Location
- Country: Albania
- Counties: Lezhë; Dibër;
- Major cities: Milot; Burrel; Klos; Bulqizë; Peshkopi;

Highway system
- Highways in Albania;

= SH 6 (Albania) =

National highway in Albania

The National Road 6 (Rruga shtetërore SH6) leads from Milot to Peshkopi.

The SH6 breaks off from National Road 1 at Milot and travels through Burrel, Klos and Bulqizë to Peshkopi.
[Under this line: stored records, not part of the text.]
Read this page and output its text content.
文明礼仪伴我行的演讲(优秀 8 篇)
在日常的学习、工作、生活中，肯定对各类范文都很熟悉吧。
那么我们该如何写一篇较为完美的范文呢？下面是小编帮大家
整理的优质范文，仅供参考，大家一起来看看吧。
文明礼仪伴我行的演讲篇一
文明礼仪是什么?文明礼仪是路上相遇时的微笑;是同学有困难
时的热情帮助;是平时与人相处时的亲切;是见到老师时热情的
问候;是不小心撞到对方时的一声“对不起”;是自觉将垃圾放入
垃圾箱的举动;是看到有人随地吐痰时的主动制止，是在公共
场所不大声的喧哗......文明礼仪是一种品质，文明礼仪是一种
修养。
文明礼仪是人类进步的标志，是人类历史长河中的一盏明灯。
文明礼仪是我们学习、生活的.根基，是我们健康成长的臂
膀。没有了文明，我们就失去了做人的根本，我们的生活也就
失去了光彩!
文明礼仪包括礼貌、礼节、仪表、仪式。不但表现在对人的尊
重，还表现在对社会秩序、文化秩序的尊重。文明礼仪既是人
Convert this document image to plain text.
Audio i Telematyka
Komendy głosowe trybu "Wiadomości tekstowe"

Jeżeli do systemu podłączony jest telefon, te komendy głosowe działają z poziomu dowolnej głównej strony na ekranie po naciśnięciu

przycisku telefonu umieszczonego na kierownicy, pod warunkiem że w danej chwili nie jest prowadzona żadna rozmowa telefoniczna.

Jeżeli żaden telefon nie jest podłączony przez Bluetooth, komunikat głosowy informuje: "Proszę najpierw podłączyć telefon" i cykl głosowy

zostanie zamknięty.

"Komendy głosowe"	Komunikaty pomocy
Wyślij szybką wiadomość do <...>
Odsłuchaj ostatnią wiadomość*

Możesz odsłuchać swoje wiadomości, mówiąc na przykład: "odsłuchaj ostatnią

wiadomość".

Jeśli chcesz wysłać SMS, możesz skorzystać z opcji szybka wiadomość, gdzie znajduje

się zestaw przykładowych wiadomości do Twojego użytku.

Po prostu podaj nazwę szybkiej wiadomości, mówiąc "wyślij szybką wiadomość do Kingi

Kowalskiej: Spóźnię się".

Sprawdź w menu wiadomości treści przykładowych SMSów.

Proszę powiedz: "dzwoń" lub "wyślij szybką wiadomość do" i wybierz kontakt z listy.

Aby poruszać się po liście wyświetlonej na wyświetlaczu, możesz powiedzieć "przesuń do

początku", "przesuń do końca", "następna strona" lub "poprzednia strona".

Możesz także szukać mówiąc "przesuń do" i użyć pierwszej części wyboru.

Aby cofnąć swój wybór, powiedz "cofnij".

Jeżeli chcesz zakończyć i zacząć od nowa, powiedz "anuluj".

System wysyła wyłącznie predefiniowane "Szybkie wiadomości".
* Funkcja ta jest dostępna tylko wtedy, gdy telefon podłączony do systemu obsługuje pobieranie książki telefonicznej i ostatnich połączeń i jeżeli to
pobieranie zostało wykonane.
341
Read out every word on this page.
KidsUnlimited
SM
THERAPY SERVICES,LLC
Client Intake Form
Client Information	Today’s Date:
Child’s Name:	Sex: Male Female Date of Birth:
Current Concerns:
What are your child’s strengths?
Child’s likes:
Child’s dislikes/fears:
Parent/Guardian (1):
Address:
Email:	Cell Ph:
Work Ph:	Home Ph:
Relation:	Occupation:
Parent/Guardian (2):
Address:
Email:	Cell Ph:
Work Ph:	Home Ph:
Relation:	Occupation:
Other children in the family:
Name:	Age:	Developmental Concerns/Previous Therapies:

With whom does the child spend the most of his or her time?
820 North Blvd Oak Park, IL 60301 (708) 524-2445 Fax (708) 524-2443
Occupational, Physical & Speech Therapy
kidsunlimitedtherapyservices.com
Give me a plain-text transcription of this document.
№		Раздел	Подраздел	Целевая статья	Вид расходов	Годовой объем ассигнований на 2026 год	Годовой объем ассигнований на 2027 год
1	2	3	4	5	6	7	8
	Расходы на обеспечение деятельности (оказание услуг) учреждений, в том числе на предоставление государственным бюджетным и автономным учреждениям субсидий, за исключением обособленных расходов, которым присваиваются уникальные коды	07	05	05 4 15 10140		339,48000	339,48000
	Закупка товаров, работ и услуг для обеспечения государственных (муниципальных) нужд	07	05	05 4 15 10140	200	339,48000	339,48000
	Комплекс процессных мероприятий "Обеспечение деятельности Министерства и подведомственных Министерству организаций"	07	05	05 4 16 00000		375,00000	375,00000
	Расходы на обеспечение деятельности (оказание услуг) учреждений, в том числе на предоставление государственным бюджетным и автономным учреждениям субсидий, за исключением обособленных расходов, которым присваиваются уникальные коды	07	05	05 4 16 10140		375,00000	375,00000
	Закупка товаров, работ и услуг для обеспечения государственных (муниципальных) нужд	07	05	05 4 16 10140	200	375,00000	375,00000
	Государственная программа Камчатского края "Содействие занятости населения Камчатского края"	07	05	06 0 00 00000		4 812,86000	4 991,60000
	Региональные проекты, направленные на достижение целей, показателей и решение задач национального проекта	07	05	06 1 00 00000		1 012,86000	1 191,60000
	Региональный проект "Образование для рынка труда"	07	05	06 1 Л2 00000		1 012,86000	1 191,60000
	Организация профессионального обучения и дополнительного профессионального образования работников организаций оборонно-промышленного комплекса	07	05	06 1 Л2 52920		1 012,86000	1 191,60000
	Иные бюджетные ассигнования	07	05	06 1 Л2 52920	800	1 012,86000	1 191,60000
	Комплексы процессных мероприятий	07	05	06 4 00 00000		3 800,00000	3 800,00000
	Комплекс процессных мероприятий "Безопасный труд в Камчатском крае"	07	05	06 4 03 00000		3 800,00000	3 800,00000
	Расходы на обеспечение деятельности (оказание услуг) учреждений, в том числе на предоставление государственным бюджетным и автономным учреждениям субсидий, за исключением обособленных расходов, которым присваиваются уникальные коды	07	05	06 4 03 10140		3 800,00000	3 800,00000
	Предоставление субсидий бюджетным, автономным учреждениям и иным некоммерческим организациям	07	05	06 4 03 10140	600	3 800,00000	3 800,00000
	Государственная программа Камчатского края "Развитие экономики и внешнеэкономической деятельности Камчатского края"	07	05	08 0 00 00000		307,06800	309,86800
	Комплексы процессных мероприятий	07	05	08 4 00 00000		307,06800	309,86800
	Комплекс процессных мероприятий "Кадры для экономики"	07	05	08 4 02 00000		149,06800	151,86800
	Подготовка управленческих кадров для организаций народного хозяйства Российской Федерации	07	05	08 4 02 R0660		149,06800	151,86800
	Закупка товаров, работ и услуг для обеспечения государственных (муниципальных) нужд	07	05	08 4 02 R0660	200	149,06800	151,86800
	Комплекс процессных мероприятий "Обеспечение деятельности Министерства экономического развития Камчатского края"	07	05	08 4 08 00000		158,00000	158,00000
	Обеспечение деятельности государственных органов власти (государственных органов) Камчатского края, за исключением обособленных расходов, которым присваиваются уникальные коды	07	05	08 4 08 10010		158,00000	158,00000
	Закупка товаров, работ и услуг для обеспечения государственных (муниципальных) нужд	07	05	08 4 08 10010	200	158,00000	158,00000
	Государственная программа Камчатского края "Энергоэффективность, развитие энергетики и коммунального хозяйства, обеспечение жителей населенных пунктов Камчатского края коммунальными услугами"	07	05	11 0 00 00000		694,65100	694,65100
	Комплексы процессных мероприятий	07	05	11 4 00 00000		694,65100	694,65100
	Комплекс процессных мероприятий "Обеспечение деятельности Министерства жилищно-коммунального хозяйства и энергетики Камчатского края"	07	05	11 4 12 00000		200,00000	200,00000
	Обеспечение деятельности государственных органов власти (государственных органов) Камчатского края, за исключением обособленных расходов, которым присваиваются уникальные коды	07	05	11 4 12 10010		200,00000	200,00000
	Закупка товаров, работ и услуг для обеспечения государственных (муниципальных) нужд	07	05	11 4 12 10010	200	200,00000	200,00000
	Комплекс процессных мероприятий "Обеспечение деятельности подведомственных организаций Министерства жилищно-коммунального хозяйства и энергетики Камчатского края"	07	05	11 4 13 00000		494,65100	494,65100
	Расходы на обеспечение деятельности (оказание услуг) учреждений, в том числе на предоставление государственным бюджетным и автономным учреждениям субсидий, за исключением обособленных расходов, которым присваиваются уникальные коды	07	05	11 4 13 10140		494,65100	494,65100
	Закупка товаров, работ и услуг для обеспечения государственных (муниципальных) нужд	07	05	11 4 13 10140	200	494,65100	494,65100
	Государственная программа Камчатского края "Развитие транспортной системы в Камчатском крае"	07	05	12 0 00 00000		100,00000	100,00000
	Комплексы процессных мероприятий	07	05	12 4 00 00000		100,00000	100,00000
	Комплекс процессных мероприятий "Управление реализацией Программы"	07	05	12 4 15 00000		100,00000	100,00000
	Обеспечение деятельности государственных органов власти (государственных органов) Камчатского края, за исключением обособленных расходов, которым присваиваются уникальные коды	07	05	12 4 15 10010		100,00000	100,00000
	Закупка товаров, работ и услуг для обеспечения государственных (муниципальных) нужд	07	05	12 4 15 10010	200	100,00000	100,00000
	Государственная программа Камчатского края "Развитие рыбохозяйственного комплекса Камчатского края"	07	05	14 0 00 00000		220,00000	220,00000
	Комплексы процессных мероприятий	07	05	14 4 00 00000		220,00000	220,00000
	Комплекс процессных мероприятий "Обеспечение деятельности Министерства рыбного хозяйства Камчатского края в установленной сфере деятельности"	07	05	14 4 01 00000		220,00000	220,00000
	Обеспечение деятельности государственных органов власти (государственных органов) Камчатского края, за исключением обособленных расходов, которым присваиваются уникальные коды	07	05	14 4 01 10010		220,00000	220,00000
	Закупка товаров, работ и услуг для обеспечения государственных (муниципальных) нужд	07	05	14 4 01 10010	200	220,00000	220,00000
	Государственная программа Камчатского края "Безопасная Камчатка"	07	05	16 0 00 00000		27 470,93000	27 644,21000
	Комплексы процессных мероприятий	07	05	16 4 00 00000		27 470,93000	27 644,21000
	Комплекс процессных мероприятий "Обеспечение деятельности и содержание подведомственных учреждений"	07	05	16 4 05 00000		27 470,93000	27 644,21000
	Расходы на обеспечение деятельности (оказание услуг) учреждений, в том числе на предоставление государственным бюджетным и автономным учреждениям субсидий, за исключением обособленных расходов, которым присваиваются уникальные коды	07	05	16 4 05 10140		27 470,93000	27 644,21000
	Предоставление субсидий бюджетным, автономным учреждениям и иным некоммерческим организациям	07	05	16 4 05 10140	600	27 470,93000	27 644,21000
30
The first section, between Milot and Klos, follows the Mat river valley, initially in a narrow cutting through the Skanderbeg range. North of Burrel in the hilly terrain of Mat it often travels far from the river. From Klos, the SH6 rises around 550 metres to the Bualli Pass at 842 metres above sea level. East of this, it follows the Bulqizë valley to the Drin river, which it crosses at a narrow point. At Maqellarë, there is a junction with the road to Debar in North Macedonia. There is a new by-pass at Maqellarë. From here the SH6 travels north to Peshkopi, travelling through hilly terrain far from the river once more. The first few kilometres of this road have been renovated recently.

== Arbër Highway ==
Between Bulqizë and the Drin, the SH6 has been expanded into a broader, two-lane road. West of Bulqizë, construction was still in progress, as of 2011, as part of the national highway construction project. The new road would provide a direct link from Tirana to the Macedonian border, without the detour through Milot and Burrel. As part of this, the Qafa e Buallit pass will be replaced by a short tunnel. For the section travelling through the mountains between Tirana and Klos, many tunnels and complicated bridge systems are required.